At times, the tournament looks like a prototype of old-school mixed martial arts competitions, or early versions of those Kumite-style affairs that became their own movie genre in the late 80s. It's too bad more people didn't show, because there was something for everyone here.
Fat guys!
Ninjas!
Intergender!
Now Joe Wong has his private army of fighters for the dangerous assault on Unity Village. Strangely, though, considering the need for stealth, he didn't pick any ninjas. Stranger yet that he felt a need to judge their skills in unarmed combat, since they'll spend much of the climactic siege shooting down Yarakunda's guards like ducks in a gallery. The privilege of unarmed combat belongs to the master. He can use guns, too, but he also uses doors and other unorthodox attacks, including the emotionally challenging double handjob.
But the supreme moment comes when Joe fights the man whose car he destroyed back at the junkyard. "I got you now, Chinaman," this villain says in an instant of upper-handedness, "I think you owe me a car!" Joe promptly throws the car guy on his back, but the baddie is reaching for the gun in his shoulder holster.
I'll tell you now that Purity is rescued, Karma kills Yarakunda, and her own fate is left a mystery. I do this because the climax of the Joe vs the car guy fight is the real climax of Low Blow. You can tell it's an important moment because Fong and Harris prepared a special effect. The fact that there's a continuity problem between action and follow-through shouldn't affect our appreciation of their effort. Let's break it down shot by shot.
Joe has to act fast to beat car guy to the draw, so to speak. We see him desperately bearing down with his fist to subdue his antagonist.
The target: car guy's face. Kinda looks like Michael Medved, doesn't he?
IMPACT: But what's wrong with this picture?
Yes, you guessed it. Joe is destroying car guy's face with his foot rather than his fist. Harris has to take the blame for this one, because Fong was in his moment, getting into his Bruce Lee finishing move trance. Don't knock it: for him, this is acting.
For Low Blow Leo Fong had plenty of ideas that might have made a more effectively comical film in more skilled scripting hands, but he and Harris leave most of them laying on the screen. There are running gags like Joe's awful driving and his always getting a ticket, and the repeated appearances of the two purse-snatchers, who get beaten up by nearly everyone.
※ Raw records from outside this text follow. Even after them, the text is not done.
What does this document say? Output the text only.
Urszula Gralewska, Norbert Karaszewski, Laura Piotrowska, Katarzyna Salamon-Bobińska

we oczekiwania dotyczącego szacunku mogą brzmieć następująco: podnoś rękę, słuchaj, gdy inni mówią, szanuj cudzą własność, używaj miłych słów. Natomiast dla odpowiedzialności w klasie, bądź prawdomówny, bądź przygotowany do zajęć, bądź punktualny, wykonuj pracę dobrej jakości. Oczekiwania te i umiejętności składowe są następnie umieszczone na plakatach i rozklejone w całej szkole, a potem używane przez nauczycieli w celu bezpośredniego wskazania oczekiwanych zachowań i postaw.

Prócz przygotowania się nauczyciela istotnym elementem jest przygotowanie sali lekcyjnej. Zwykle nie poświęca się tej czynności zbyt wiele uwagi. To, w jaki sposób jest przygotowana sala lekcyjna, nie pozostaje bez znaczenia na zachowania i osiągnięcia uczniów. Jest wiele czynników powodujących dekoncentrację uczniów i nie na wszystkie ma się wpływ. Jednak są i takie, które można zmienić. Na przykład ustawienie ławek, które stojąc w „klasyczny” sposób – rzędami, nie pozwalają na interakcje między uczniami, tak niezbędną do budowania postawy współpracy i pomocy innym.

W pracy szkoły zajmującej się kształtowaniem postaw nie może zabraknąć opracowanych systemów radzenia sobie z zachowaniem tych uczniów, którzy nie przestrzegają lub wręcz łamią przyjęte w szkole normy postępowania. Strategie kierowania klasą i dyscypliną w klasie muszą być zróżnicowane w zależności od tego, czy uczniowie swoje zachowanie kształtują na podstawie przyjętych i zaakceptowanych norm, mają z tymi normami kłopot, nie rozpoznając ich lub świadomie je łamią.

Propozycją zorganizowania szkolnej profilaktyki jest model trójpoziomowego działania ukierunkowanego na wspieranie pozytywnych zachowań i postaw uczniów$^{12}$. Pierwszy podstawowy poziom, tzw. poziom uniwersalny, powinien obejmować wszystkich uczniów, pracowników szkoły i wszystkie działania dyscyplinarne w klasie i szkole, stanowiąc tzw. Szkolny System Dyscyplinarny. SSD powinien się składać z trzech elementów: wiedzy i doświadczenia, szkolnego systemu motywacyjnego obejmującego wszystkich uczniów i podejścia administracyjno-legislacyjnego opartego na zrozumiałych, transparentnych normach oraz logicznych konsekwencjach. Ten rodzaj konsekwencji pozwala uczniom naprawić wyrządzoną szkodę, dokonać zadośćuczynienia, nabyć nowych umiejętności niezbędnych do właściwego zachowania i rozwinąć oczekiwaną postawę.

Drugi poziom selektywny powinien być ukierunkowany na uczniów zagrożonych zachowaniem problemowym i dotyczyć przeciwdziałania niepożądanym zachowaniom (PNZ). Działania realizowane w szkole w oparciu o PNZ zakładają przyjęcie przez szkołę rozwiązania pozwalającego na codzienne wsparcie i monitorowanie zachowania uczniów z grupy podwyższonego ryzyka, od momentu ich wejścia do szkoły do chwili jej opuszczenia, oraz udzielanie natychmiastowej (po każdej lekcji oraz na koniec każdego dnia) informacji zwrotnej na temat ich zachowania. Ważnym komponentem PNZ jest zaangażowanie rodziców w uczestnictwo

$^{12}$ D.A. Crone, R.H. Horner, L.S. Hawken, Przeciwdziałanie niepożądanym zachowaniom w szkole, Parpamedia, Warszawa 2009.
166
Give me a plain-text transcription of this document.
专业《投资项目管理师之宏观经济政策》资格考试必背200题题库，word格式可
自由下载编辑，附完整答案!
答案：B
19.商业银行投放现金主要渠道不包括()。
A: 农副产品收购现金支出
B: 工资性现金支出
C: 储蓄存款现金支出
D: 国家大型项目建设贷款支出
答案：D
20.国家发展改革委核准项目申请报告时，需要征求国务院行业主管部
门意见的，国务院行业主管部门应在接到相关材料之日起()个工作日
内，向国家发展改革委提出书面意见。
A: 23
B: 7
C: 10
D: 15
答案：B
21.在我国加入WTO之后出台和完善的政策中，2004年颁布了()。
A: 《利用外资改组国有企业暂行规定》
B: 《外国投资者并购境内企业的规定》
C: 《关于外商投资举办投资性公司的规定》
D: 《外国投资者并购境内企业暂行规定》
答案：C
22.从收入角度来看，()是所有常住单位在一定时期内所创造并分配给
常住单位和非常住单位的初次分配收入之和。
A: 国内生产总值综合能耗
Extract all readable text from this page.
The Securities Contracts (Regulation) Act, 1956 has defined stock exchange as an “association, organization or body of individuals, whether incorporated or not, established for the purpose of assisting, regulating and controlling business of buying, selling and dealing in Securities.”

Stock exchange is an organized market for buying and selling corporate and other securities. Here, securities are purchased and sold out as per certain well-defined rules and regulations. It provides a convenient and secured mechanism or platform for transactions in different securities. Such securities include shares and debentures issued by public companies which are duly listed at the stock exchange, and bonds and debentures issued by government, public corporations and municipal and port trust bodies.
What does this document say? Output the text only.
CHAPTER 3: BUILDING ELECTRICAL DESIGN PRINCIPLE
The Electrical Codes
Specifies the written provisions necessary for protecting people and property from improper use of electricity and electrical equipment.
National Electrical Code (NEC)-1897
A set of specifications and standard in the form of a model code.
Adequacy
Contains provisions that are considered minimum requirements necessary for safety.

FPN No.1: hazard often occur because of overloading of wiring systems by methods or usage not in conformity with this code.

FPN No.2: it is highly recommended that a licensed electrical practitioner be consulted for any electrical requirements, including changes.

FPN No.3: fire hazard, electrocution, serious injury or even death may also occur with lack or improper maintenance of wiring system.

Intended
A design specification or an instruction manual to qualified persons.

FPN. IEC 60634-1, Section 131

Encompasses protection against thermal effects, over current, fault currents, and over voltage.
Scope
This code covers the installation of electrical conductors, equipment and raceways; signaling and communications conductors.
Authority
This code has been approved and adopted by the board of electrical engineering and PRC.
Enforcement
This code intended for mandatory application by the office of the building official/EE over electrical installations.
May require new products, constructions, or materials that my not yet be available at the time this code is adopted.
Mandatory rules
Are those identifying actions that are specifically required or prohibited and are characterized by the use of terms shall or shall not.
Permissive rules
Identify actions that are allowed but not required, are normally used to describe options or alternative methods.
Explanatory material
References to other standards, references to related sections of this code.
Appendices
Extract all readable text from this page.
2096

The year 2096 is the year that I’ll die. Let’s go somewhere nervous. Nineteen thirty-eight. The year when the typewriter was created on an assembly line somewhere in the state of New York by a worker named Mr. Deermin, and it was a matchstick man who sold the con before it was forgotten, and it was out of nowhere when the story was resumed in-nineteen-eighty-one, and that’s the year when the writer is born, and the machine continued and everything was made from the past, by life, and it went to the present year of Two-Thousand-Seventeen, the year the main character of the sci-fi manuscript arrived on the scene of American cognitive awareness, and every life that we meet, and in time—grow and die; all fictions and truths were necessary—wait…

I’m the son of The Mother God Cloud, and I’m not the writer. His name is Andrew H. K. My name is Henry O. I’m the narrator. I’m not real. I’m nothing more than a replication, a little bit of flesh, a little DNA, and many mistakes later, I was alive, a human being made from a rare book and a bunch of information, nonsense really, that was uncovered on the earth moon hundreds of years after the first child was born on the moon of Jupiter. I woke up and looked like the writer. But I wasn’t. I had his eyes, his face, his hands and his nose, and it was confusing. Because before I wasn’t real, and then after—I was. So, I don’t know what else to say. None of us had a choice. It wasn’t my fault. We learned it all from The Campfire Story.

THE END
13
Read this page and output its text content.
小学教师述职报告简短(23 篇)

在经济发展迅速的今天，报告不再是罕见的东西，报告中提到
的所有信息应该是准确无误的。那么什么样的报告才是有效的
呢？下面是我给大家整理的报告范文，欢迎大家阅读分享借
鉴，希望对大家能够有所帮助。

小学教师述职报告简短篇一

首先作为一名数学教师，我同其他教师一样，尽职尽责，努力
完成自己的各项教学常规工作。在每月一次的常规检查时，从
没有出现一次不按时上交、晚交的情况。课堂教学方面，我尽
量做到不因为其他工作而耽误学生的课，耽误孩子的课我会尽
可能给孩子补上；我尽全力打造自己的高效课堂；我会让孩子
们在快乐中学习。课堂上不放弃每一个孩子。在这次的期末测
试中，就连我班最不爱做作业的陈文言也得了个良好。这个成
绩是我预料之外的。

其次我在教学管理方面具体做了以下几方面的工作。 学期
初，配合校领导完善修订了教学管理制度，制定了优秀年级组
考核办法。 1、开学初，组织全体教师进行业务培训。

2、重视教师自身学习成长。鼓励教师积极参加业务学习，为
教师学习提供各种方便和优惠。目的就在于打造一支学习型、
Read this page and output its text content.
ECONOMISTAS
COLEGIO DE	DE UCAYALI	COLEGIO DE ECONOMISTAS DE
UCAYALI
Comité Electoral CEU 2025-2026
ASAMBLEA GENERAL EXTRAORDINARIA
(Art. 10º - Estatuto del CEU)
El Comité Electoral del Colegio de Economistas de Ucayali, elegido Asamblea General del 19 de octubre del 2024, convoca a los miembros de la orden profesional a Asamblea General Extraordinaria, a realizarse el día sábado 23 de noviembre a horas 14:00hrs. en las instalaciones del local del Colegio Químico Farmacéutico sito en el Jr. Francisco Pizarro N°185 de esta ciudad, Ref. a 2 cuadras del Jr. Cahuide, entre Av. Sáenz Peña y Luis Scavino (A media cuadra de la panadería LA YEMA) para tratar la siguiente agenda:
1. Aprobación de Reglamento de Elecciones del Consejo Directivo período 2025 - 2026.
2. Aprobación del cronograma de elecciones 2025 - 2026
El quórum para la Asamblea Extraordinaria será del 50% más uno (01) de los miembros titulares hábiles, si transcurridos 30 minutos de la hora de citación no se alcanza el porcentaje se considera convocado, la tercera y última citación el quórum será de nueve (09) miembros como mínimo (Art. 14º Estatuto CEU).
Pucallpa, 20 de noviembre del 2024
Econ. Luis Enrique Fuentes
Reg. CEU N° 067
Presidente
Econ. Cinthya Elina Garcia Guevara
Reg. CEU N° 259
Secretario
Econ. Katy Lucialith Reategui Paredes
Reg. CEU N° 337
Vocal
There's politically incorrect repartee between Joe and Duke the boxer, the black man calling the Asian "Chinaman" and Joe calling Duke "boy." But our filmmakers are not really comedians by temperament, however comical their films turn out regardless. Fong has no sense of pacing, and his dialogue is rarely bad enough to be quotable.
The final third of the picture almost redeems the whole, but my knowledge that this team was capable of better (or "worse") work keeps me from really recommending the film. Low Blow is best appreciated by intensive students of 80s cheese and fans of Leo Fong, whose bland stoicism makes Chuck Norris look like a Method actor. Despite that, Fong's obvious dedication to making movies makes him a sympathetic figure in a period when the odds against getting on the big screen were growing ever longer. He has my respect.
Here's how they sold it back in the day.
Sounds just shitty enough for me to enjoy! The screen caps are great...never heard of this one, but I will probably keep an eye out.
ReplyDeleteYou can find it on a pretty damn cheap eight-film set from BCI called "Maximum Action." It's the same set that includes Killpoint, and it also has 9 Deaths of the Ninja, for my future reference.